[New release] BRP app v1.23/1.24 (OpenCL) feedback thread

Bikeman (Heinz-Bernd Eggenstein)
Bikeman (Heinz-...
Joined: 28 Aug 06
Posts: 164
Credit: 1864017
RAC: 0

RE: For me the new app

Message 79208 in response to message 79206

Quote:
For me the new app takes a full CPU core when it is running. Is that by intention?

Hi!

This will depend on the driver version you are using, e.g. you can see from the screenshots posted here that this is not the in general the case for this app.

Cheers
HB

Christoph
Christoph
Joined: 25 Aug 05
Posts: 30
Credit: 208211
RAC: 0

RE: RE: For me the new

Message 79209 in response to message 79208

Quote:
Quote:
For me the new app takes a full CPU core when it is running. Is that by intention?

Hi!

This will depend on the driver version you are using, e.g. you can see from the screenshots posted here that this is not the in general the case for this app.

Cheers
HB


I was not exact enough in my statement. BOINC reserves a full core. '1 CPUs + 1 ATI GPU' and as I understand it that should not be the case.

Here one log snippet: 03.05.2012 22:25:33 | Albert@Home | [rr_sim_detail] 339385.57: starting p2030.20110421.G41.06+00.53.N.b6s0g0.00000_1448_2 (1.00 CPU + 1.00 ATI)

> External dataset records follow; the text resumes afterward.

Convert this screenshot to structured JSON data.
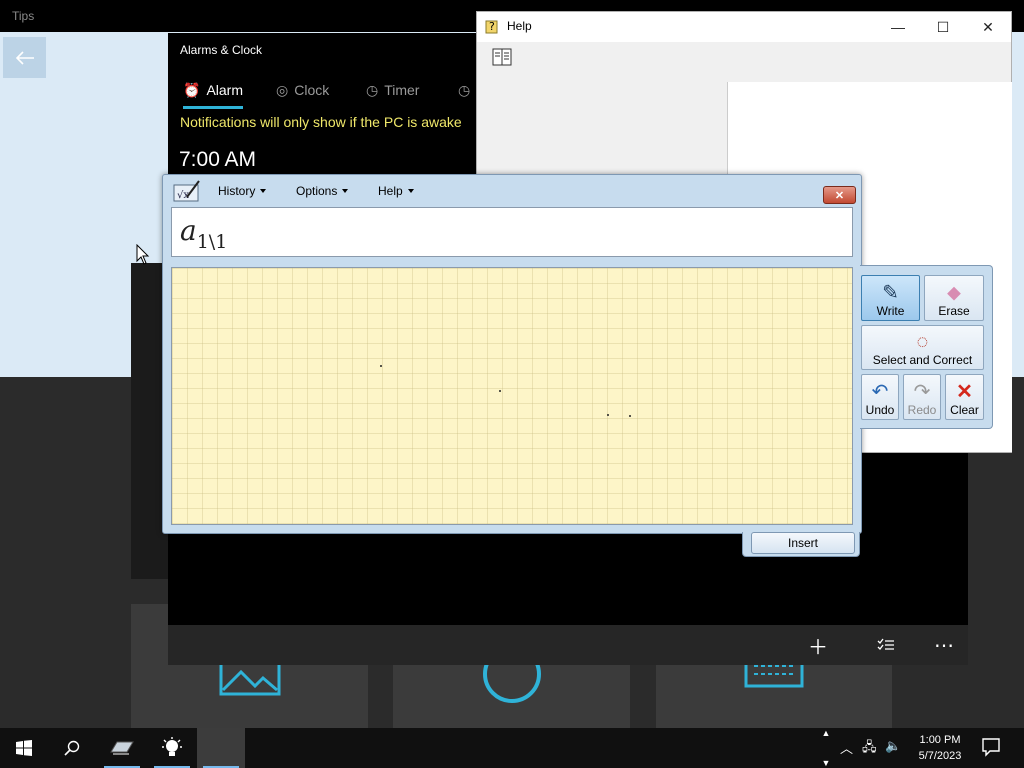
{
  "tips": {
    "title": "Tips"
  },
  "alarms": {
    "title": "Alarms & Clock",
    "tabs": [
      {
        "label": "Alarm",
        "icon": "alarm-clock-icon"
      },
      {
        "label": "Clock",
        "icon": "globe-icon"
      },
      {
        "label": "Timer",
        "icon": "timer-icon"
      },
      {
        "label": "",
        "icon": "stopwatch-icon"
      }
    ],
    "notice": "Notifications will only show if the PC is awake",
    "alarm_time": "7:00 AM"
  },
  "help": {
    "title": "Help"
  },
  "math_input": {
    "menus": [
      "History",
      "Options",
      "Help"
    ],
    "preview_main": "a",
    "preview_sub": "1\\1",
    "insert_label": "Insert",
    "tools": {
      "write": "Write",
      "erase": "Erase",
      "select_correct": "Select and Correct",
      "undo": "Undo",
      "redo": "Redo",
      "clear": "Clear"
    }
  },
  "taskbar": {
    "time": "1:00 PM",
    "date": "5/7/2023"
  }
}
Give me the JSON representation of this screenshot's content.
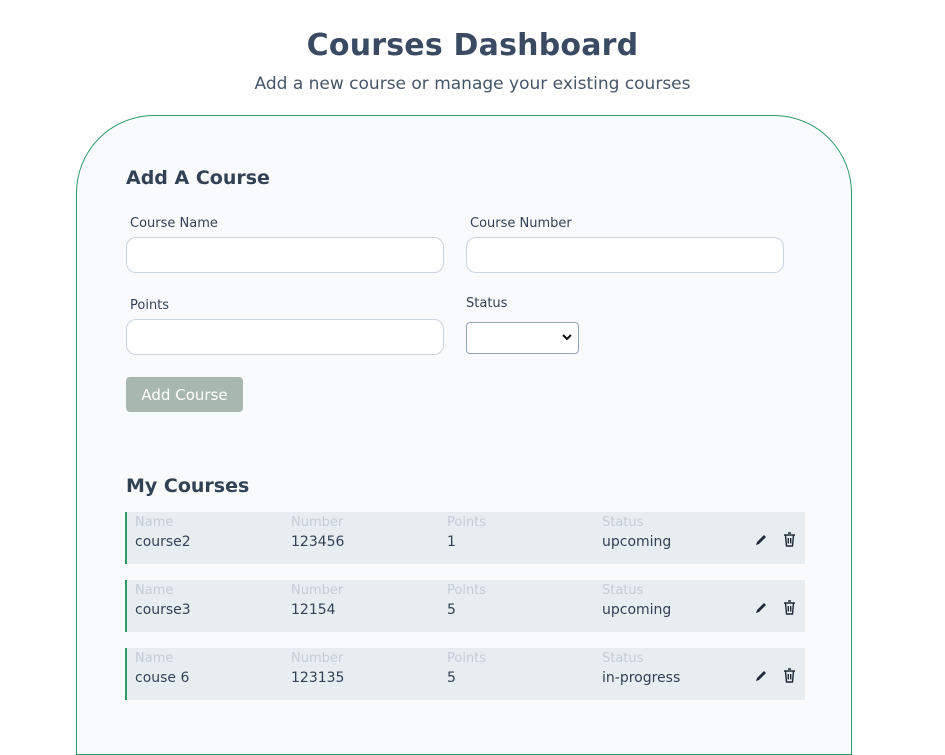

Oh, driver version 12.3 as far as I read it there that high CPU usage is solved.

Christoph

Bikeman (Heinz-Bernd Eggenstein)
Bikeman (Heinz-...
Joined: 28 Aug 06
Posts: 164
Credit: 1864017
RAC: 0

RE: So, my questions

Message 79210 in response to message 79203

Quote:

So, my questions are:
* What is checkpointing? An intermidiate state (variables) save in case calculations get interrupted and you don't have to start over?


Exactly

Quote:

* Is the aitOpenCl app checkpointing more? Or is it that the two apps are doing the same amount of work (calcs), and it's just that the CUDA app/GTX 560 is doing more work per unit time and therefore only needs to checkpoint 5 vs. my 20 times?


By default, all apps are checkpointing every 60 seconds. All workunits, whether they will get picked up by a CPU, NVIDIA GPU or ATI GPU will do the same amount of work, but the faster the processing is, the fewer checkpoints will happen during the execution time.

Quote:

* Is the GTX 560/CUDA app really 4x (20/5=4) than the HD6950/AtiOpenCl? The 6950 shows 2253 SP GFLOPS vs. the GTX 560 SP GFLOPS of 1088.6.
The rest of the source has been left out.